25. A method of manufacturing a camera module package comprising:

mounting an image sensor and pads on a top surface of a wafer with equal spacing;

thinning one surface of the wafer so as to form the wafer thin;

etching the wafer to form a via-hole on a surface opposite to a mounting surface of the pad;

forming a conductive line by injecting conductive paste into the via-hole formed in the wafer;

adhesively fixing a flexible substrate in which an internal circuit pattern is formed onto a conductive line formation surface of the wafer;

adhering a first film sheet made of a polymer material onto the top surface of the wafer including a top surface of an image sensor by using a laminator apparatus;

laminating a second film sheet different from the first film sheet by forming patterns on the top surface of the first film sheet with equal spacing;

forming the lens as the second film sheet is formed in the patterns and the second film sheet is softened by a reflow process; and

dividing the completed camera module package into individual camera module packages by dicing the completed package in a wafer level state.

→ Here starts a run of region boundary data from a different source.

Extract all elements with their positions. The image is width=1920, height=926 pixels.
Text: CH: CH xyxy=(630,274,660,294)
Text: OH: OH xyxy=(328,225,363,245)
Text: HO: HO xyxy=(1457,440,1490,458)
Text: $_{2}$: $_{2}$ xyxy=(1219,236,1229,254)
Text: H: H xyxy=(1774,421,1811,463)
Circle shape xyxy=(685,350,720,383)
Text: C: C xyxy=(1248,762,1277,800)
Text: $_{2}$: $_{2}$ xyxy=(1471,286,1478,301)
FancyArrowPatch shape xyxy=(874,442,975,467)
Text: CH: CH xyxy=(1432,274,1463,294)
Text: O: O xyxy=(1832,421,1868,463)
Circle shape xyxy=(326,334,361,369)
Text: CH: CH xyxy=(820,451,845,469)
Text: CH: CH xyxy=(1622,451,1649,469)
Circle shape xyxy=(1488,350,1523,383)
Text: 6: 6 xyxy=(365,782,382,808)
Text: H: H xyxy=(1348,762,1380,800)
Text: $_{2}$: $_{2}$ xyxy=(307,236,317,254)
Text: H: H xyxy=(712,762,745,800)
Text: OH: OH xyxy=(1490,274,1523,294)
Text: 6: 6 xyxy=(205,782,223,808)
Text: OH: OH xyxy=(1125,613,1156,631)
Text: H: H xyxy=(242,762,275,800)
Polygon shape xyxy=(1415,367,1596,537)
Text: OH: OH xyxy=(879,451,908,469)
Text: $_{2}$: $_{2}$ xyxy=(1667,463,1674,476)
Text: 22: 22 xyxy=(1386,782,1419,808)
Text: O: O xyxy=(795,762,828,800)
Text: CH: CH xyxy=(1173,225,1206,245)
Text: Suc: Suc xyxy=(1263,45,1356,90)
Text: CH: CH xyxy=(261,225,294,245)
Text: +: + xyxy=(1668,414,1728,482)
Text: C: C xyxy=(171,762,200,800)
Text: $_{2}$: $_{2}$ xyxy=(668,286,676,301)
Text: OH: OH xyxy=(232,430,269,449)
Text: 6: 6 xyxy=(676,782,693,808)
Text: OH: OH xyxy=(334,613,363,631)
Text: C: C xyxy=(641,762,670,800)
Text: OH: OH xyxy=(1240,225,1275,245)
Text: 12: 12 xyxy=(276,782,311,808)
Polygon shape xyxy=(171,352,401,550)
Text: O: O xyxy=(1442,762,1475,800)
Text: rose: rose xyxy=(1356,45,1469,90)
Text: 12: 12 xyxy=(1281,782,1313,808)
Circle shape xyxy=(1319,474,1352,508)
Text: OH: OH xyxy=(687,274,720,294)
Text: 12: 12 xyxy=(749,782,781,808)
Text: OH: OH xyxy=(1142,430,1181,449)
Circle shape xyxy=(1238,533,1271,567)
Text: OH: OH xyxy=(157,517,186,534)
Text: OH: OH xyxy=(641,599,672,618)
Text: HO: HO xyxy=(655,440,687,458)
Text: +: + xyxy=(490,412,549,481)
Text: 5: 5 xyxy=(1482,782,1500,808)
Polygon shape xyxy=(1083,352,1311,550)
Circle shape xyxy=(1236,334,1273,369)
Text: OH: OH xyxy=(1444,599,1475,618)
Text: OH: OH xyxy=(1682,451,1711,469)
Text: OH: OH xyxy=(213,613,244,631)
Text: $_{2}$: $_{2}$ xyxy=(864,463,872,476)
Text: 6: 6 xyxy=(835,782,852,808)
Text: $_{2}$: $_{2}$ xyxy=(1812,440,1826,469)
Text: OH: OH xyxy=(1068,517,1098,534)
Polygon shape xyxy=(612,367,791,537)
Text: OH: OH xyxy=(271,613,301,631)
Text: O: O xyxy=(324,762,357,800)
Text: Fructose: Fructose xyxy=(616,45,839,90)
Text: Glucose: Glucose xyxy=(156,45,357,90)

26. A method of manufacturing a camera module package comprising:

mounting an image sensor and pads on a top surface of a wafer with equal spacing;

thinning one surface of the wafer so as to form the wafer thin;

etching the wafer to form a via-hole on a surface opposite to a mounting surface of the pad;

forming a conductive line by injecting conductive paste into the via-hole formed in the wafer;

adhesively fixing a flexible substrate in which an internal circuit pattern is formed on a conductive line formation surface of the wafer;

spin-coating the top surface of the wafer including a top surface of the image sensor with a liquid polymer;

forming the pattern by curing the wafer having the spin-coated layer formed on the top surface of the wafer and performing a lithography process on the cured spin-coated layer having a mask formed thereon;

laminating a second film sheet different from the first film sheet by forming patterns on the top surface of the first film sheet with equal spacing;

forming the lens as the patterns are softened by a reflow process in a state that the patterns using the mask are formed; and

dividing the completed camera module package into individual camera module packages by dicing the completed package in a wafer level state.

27. The camera module package according to claim 2, wherein the IR filter layer is formed on a top surface of the image sensor mounted on the top surface of the wafer.